Medscape reported on
the pain management sessions at SHM 2017 in an article titled
Rethinking Pain Can Help Hospitalists Fight Opioid Crisis.
I did not attend that
year but from the sound of the article it was more like a complete
reversal than a rethinking, and a reversal is what is needed.
Starting
in about 1999, when this movement was launched, uncontrolled pain was
the big public health crisis. Now it’s the opioid crisis. How
interesting.
From
the beginning of the “fifth vital sign” movement SHM (then known
as NAIP, the National Association of Inpatient Physicians) was in
lockstep and served up its
share of the prevailing dogma. It’s particularly interesting that
this occurred when evidence based medicine was the hot new thing,
just 7 years following its launch. Near the top of everyone’s mind
was the notion that
science was here to replace dogma. Except, apparently, when the
discussion was about pain.
As I read the Medscape
piece numerous then
and now contrasts started swirling through my mind. I wish I still
had my notes from NAIP and SHM sessions of past years but I don’t
so I’ll have to do this from memory.
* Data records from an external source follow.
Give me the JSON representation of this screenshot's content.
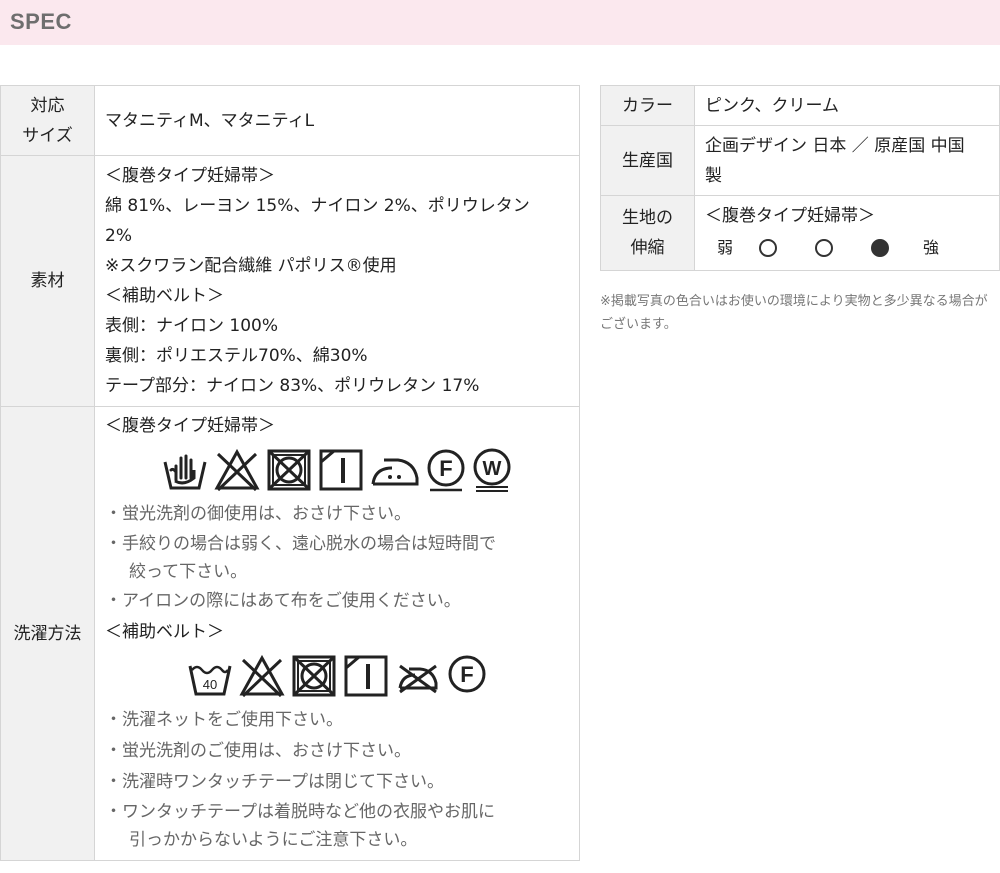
{
  "header": {
    "title": "SPEC"
  },
  "left_table": {
    "size": {
      "label_lines": [
        "対応",
        "サイズ"
      ],
      "value": "マタニティM、マタニティL"
    },
    "material": {
      "label": "素材",
      "lines": [
        "＜腹巻タイプ妊婦帯＞",
        "綿 81%、レーヨン 15%、ナイロン 2%、ポリウレタン",
        "2%",
        "※スクワラン配合繊維 パポリス®使用",
        "＜補助ベルト＞",
        "表側：ナイロン 100%",
        "裏側：ポリエステル70%、綿30%",
        "テープ部分：ナイロン 83%、ポリウレタン 17%"
      ]
    },
    "washing": {
      "label": "洗濯方法",
      "section1_title": "＜腹巻タイプ妊婦帯＞",
      "icons1": [
        "hand-wash-icon",
        "no-bleach-icon",
        "no-tumble-dry-icon",
        "line-dry-shade-icon",
        "iron-low-icon",
        "dry-clean-f-icon",
        "wet-clean-w-icon"
      ],
      "icons1_text": {
        "f": "F",
        "w": "W"
      },
      "notes1": [
        "・蛍光洗剤の御使用は、おさけ下さい。",
        "・手絞りの場合は弱く、遠心脱水の場合は短時間で",
        "絞って下さい。",
        "・アイロンの際にはあて布をご使用ください。"
      ],
      "section2_title": "＜補助ベルト＞",
      "icons2": [
        "machine-wash-40-icon",
        "no-bleach-icon",
        "no-tumble-dry-icon",
        "line-dry-shade-icon",
        "no-iron-icon",
        "dry-clean-f-icon"
      ],
      "icons2_text": {
        "temp": "40",
        "f": "F"
      },
      "notes2": [
        "・洗濯ネットをご使用下さい。",
        "・蛍光洗剤のご使用は、おさけ下さい。",
        "・洗濯時ワンタッチテープは閉じて下さい。",
        "・ワンタッチテープは着脱時など他の衣服やお肌に",
        "引っかからないようにご注意下さい。"
      ]
    }
  },
  "right_table": {
    "color": {
      "label": "カラー",
      "value": "ピンク、クリーム"
    },
    "origin": {
      "label": "生産国",
      "lines": [
        "企画デザイン 日本 ／ 原産国 中国",
        "製"
      ]
    },
    "stretch": {
      "label_lines": [
        "生地の",
        "伸縮"
      ],
      "title": "＜腹巻タイプ妊婦帯＞",
      "low": "弱",
      "high": "強",
      "levels": 3,
      "selected": 3
    }
  },
  "note": "※掲載写真の色合いはお使いの環境により実物と多少異なる場合がございます。",
  "colors": {
    "header_bg": "#fbe8ee",
    "label_bg": "#f1f1f1",
    "border": "#d5d5d5"
  }
}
I’ll cite a
couple of comments from
the
article
followed by my recollections of meetings past:
From
the 2017 sessions:
"The message to patients should not be that the goal is to
become pain free," she explained. "We should not be
expecting opioids to decrease pain by more than 20% to 30%."
Old
dogma: nearly all pain
can be eliminated and no hospitalized patient should have to endure
pain.
"The pattern of reflexively prescribing opioids when a patient in the
hospital reports a high pain score needs to be broken, she said."
Did anyone at SHM stand up and say “we were wrong”?